Entre 2009 e 2011, em pouco mais de um ano, na verdade, você escreveu Toupeira: A História do Assalto ao Banco Central, onde você escreve, em forma de romance, a história do assalto e seu terrível desdobramento com os ataques do PCC no estado de São Paulo em Maio de 2006. Foi um processo bem rápido, hein?
Foi bem mais rápido do que isso. Recebi o projeto da Editora Planeta em Junho de 2010, e em outubro o livro já estava pronto. Não gosto de relê-lo, porque sempre quero mexer em alguma coisa que não me agrada, ou que deveria inserir. A proposta é uma delícia: contar uma história que parece já ter sido encerrada pelo trânsito em julgado e, portanto, indiscutível – como foi o furto ao Banco Central -, e evidenciar que tudo é uma questão de interpretação de quem lê os fatos. O que a imprensa, a polícia, o MP ou o judiciário disseram sobre o crime não é, necessariamente, a verdade sobre algo ou uma pessoa. Eu mostro ao leitor o que ocorreu, e deixo que ele faça seus julgamentos, de acordo com os valores de cada um.

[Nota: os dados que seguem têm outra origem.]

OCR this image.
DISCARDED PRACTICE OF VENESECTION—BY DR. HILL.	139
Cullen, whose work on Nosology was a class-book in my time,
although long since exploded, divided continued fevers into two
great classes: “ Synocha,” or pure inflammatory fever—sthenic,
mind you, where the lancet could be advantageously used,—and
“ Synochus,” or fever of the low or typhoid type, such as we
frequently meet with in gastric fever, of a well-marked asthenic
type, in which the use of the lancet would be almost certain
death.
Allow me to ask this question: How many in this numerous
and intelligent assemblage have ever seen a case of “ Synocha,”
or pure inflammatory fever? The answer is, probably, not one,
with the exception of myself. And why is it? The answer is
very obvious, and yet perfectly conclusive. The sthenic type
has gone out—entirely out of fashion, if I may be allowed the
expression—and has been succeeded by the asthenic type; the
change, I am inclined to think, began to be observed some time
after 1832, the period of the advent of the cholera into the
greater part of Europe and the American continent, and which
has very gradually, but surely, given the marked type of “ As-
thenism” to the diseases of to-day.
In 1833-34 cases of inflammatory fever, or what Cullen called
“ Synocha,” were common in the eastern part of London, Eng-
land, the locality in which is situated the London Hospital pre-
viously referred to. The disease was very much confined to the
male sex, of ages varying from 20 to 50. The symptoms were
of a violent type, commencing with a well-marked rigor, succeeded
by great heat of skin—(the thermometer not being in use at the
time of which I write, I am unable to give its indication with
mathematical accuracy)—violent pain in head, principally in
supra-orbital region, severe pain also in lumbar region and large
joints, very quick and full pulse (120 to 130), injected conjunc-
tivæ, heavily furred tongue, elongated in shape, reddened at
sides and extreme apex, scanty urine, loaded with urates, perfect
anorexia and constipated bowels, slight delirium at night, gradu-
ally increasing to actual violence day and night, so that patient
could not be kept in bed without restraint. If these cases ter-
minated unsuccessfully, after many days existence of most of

O quanto há de verdade e o quanto há de ficção neste livro?
Os fatos objetivos, em si, são verdadeiros. A engenharia do buraco, as prisões, etc., tudo foi retirado do processo (fui a Fortaleza para pesquisá-lo). O que é ficção é a humanização dos acusados. Evidentemente, na frieza do fórum, todos os envolvidos são apenas números e documentos. Por isso criei os diálogos, e as personalidades foram nascendo de acordo com os relatos das principais peças dos autos. Há muitos vazios fáticos no livro, que acredito que não fazem falta para a narrativa, mas seriam imperdoáveis em uma investigação. Porque nossa proposta não é fazer uma obra jornalística, investigativa: é apenas contar uma história que agrade o público sem xingá-lo de mediano.

O livro começa com a rotina dos marginais que pensaram e executaram o plano. É impossível não simpatizar com esses bandidos. Proposital isso?
Em nenhum momento pensei em tomar partido. Pelo contrário. Sabia desse risco e evitei fazer julgamentos morais. Tive muita preocupação em apenas relatar o que li no processo. Mas como não contar a história grandiosa do maior furto a banco do mundo sem pensar que seus gestores são pessoas inteligentes e com grande capacidade política? Ocorre que estamos condicionados a entender as pessoas que cometem crimes como doentes sociais, que precisam ser segregados da sociedade porque são diferentes de nós, contribuintes e trabalhadores injustiçados pelo sistema. Quando pensamos em bandidos, vem à cabeça o viciado, implacável matador do pai de família no semáforo por qualquer ninharia. Mas a realidade da delegacia, infelizmente, não é tão simples assim. O criminoso, apesar de ter optado pela ilegalidade, também tem valores, família, anseios e sonhos como todo mundo. Claro que seus princípios éticos não são os mesmos que os nossos, por causa da violência que presenciam diariamente. Para eles, tudo é muito intenso e forte; ganha-se milhões em um dia, no outro está preso e, no dia seguinte, morto.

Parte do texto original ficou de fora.